Offshore wind is one of the major sources of green energy that Europe is counting on to decarbonise electricity production and reach its 2050 target of net zero carbon production, but it remains far off the pace needed to hit its targets.

Denmark’s offshore wind parks currently generate 2.7 gigawatts of electricity, with another one GW due in 2027.

The tender covers six sites in four zones in Danish waters: North Sea I, Kattegat, Kriegers Flak II and Hesselo.

“We are pleased that we can now offer the largest offshore wind tender in Denmark to date.

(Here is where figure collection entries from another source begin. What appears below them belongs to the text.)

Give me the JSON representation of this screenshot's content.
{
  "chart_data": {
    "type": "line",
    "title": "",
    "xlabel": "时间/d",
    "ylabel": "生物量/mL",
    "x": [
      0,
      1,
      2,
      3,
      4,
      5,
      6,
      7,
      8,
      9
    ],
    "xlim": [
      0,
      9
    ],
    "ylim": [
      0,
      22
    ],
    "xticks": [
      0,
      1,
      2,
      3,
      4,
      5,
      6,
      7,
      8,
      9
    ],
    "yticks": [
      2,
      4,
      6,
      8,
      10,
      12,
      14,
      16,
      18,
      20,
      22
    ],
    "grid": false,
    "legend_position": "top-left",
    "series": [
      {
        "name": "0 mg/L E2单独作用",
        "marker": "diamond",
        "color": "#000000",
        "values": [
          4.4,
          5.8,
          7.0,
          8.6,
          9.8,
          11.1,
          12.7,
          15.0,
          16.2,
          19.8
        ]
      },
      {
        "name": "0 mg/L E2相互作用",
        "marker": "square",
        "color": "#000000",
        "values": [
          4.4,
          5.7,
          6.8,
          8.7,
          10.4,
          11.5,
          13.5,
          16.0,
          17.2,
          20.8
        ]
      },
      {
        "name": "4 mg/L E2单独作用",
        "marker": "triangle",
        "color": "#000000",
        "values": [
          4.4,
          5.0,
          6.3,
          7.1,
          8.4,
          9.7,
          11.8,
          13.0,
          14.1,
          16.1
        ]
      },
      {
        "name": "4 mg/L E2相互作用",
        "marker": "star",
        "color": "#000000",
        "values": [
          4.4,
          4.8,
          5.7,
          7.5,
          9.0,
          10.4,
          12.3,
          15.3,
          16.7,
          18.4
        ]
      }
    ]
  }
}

This is a massive investment in the green transition,”  Kristoffer Bottzauw, head of the Danish Energy Agency, said in a statement.

Investment in offshore wind plummeted in Europe in 2022 due to supply chain problems, high interest rates and a jump in prices of raw materials, before bouncing back in 2023.

A record 4.2 gigawatts was installed in Europe last year, when a record 30 billion euros in new projects were approved, the trade association WindEurope said in January.

It said it was optimistic about the future of offshore wind in Europe, expecting new offshore wind capacity of around five gigawatts per year for the next three years.

However, it noted that that was still far short of what is needed if Europe wants to hit its 2030 target of 111 gigawatts of offshore wind installed capacity, with less than 20 gigawatts installed at the end of 2023.